More fumes for the Four Corners?
That’s exactly the fear of the Durango-based San Juan Citizens Alliance, an environmental group.
“Those regulations will directly influence us in the Four Corners,” said Dan Randolph, oil and gas organizer for the alliance. “The mercury cap-and-trade system favors those areas which have both the political and economic ability to demand clean air. What that means is the power plants back East which affect larger populations will trade with people here so they can continue to pollute more.”
Complicating the picture, he said, is that there are two proposals for a new power plants on the Navajo reservation.
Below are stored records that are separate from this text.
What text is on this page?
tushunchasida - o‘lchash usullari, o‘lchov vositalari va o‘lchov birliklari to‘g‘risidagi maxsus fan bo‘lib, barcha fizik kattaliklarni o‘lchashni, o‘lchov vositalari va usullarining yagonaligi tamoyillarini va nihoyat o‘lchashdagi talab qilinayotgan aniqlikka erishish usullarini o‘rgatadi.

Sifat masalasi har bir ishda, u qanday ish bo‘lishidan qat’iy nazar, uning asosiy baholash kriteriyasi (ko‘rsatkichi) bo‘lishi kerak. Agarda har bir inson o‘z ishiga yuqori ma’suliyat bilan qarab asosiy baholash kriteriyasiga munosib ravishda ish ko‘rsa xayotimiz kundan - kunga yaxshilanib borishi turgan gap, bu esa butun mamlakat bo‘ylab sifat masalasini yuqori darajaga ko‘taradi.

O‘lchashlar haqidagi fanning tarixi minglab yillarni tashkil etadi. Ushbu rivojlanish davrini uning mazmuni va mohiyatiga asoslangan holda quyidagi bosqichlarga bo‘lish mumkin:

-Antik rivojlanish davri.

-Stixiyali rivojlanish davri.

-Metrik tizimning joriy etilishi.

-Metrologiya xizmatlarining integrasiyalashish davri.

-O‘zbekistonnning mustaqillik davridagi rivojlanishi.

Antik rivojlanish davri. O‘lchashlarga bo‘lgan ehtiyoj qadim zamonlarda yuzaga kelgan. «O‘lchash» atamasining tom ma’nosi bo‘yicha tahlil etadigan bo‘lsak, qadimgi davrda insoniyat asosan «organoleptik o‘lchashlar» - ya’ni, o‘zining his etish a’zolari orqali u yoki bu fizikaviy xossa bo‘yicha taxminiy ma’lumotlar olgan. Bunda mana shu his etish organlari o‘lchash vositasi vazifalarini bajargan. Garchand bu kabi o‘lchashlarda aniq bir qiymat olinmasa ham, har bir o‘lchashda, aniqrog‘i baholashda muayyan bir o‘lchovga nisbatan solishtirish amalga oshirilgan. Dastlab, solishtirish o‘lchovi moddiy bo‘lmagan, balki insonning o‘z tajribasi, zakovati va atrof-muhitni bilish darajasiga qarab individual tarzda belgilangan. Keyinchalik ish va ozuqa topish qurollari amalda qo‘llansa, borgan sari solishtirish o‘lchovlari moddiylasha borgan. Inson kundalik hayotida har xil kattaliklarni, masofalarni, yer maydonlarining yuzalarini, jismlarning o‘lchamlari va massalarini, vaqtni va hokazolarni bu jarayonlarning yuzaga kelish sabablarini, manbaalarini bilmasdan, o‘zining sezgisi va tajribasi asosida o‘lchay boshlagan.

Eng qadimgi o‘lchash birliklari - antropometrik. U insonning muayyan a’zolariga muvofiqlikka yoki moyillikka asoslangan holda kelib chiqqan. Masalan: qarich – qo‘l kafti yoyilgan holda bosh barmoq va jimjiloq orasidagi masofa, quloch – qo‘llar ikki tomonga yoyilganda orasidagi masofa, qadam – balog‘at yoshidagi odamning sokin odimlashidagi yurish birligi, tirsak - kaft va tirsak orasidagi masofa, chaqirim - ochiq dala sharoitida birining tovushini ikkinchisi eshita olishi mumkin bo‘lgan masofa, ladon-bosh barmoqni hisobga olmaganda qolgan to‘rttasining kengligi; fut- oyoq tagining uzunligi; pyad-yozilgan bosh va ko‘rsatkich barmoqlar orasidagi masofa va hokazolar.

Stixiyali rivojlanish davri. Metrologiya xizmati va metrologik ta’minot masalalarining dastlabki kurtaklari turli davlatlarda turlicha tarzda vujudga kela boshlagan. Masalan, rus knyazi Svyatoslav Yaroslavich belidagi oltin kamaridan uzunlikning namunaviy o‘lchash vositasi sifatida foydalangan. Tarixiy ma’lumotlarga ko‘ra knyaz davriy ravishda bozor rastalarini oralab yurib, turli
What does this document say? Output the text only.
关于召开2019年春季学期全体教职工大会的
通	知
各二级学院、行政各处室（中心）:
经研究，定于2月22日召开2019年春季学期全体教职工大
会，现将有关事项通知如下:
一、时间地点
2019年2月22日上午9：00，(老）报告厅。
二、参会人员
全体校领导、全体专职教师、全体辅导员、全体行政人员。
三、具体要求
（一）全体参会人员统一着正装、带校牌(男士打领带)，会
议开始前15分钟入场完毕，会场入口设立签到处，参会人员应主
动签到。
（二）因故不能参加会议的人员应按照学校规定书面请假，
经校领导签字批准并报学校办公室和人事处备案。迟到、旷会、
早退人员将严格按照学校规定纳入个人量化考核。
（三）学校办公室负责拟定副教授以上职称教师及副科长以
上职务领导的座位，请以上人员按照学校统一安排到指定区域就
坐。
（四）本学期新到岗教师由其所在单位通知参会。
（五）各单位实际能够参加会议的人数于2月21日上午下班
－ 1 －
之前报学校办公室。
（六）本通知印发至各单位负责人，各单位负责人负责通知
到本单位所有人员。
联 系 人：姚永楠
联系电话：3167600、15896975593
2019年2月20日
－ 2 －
German-based Steag has proposed a 1,500-megawatt plant due south of the Four Corners plant and similar in scale to the San Juan station, Randolph said. Steag has submitted a permit application to the EPA and hopes to start construction in 2005.
BHP Billiton of Australia has proposed a 500-megawatt plant for the same site if the first proposal is rejected.
The newer plant would be less-polluting than existing ones, Randolph said, “but until the older plants are cleaned up, the question is, can our air quality really stand another big hit?”
Besides, he said, every time another coal-fired plant is built, there is less reason to look for new power sources.
“To the extent that we build more capacity in fossil-fuel energy sources, we are creating a disincentive for moving beyond fossil fuels.
“And as the Four Corners continues to be a massive cheap energy source, we will continue to have questionable air.”
The NRDC’s Devine agreed. “Power plants are the single largest unregulated source of mercury in the U.S.,” Devine said. “All but a handful of states have fish advisories for some of their water bodies. It’s high time to get about the job of controlling these plants.”